More Workers Rolling over Retirement Savings at Job Change

More workers are rolling over retirement assets when they change jobs than in past years, according to a study by the Employee Benefit Research Institute (EBRI).

According to a press release, the study, “Lump Sum Distributions at Job Change,” found the percentage of those rolling over their most recent lump sum distribution to another tax-qualified retirement plan increased to 44.3% through 2006, compared with 19.3% of those who received their most recent distribution through 1993.

The percentage of lump sum recipients whose most recent distribution went entirely for consumption was 9.2% for distributions received through 2006, compared with 22.7% for those who received distributions through 1993.

However, the study also found that about 60% of those who took a lump sum distribution did not roll all of it into tax-qualified savings. While some of the assets were spent purely on consumption, some also was used for home purchases, starting a business, or paying down debt, the press release said. Individuals up to age 65 and those with higher balances were more likely to roll over their assets.
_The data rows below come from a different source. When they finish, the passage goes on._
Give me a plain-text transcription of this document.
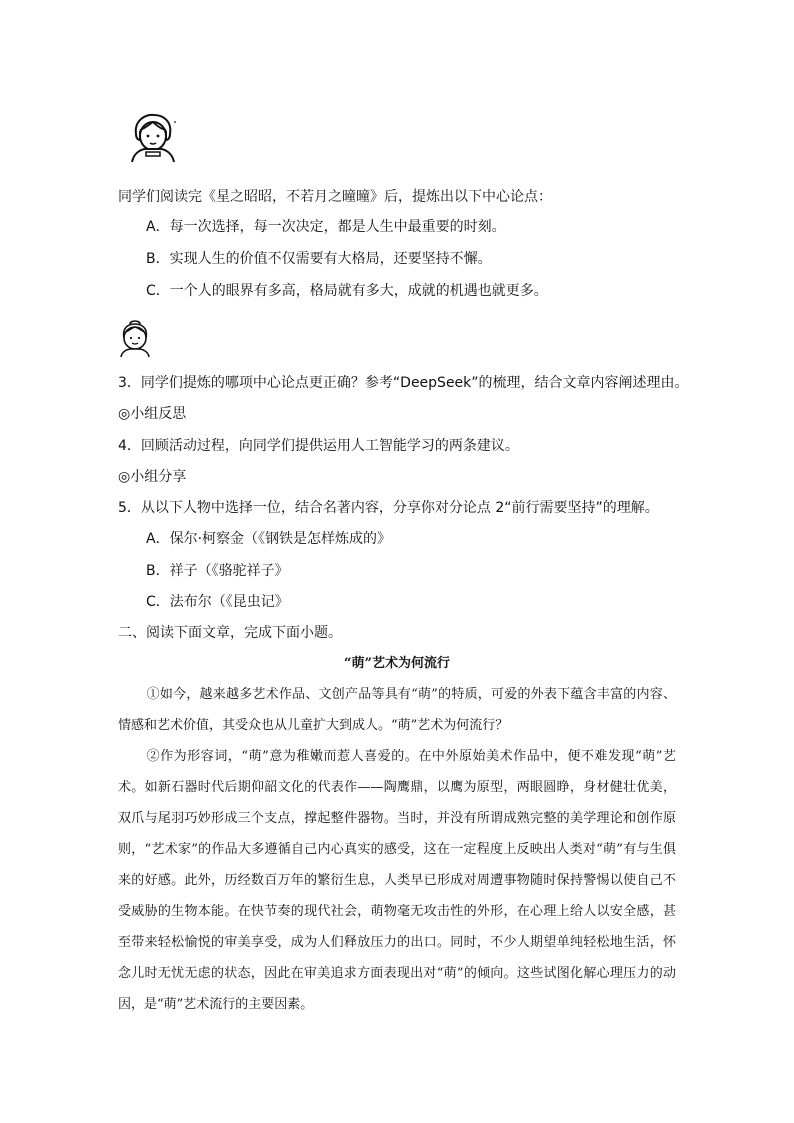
同学们阅读完《星之昭昭，不若月之曈曈》后，提炼出以下中心论点：
A．每一次选择，每一次决定，都是人生中最重要的时刻。
B．实现人生的价值不仅需要有大格局，还要坚持不懈。
C．一个人的眼界有多高，格局就有多大，成就的机遇也就更多。
3．同学们提炼的哪项中心论点更正确？参考“DeepSeek”的梳理，结合文章内容阐述理由。
◎小组反思
4．回顾活动过程，向同学们提供运用人工智能学习的两条建议。
◎小组分享
5．从以下人物中选择一位，结合名著内容，分享你对分论点 2“前行需要坚持”的理解。
A．保尔·柯察金（《钢铁是怎样炼成的》
B．祥子（《骆驼祥子》
C．法布尔（《昆虫记》
二、阅读下面文章，完成下面小题。
“萌”艺术为何流行
①如今，越来越多艺术作品、文创产品等具有“萌”的特质，可爱的外表下蕴含丰富的内容、情感和艺术价值，其受众也从儿童扩大到成人。“萌”艺术为何流行？
②作为形容词，“萌”意为稚嫩而惹人喜爱的。在中外原始美术作品中，便不难发现“萌”艺术。如新石器时代后期仰韶文化的代表作——陶鹰鼎，以鹰为原型，两眼圆睁，身材健壮优美，双爪与尾羽巧妙形成三个支点，撑起整件器物。当时，并没有所谓成熟完整的美学理论和创作原则，“艺术家”的作品大多遵循自己内心真实的感受，这在一定程度上反映出人类对“萌”有与生俱来的好感。此外，历经数百万年的繁衍生息，人类早已形成对周遭事物随时保持警惕以使自己不受威胁的生物本能。在快节奏的现代社会，萌物毫无攻击性的外形，在心理上给人以安全感，甚至带来轻松愉悦的审美享受，成为人们释放压力的出口。同时，不少人期望单纯轻松地生活，怀念儿时无忧无虑的状态，因此在审美追求方面表现出对“萌”的倾向。这些试图化解心理压力的动因，是“萌”艺术流行的主要因素。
Other study findings included:

  • Through April 2006, about 16.2 million working-age Americans reported ever having received a lump sum distribution from a retirement plan when changing jobs. The average amount of these distributions was $32,219 (in 2006 dollars) and the median amount was $10,000.
  • Just over 21% of the distributions were less than $2,500. Just over 16% were $50,000 or more. The rest of the distributions (about 63%) were between $2,500 and $50,000.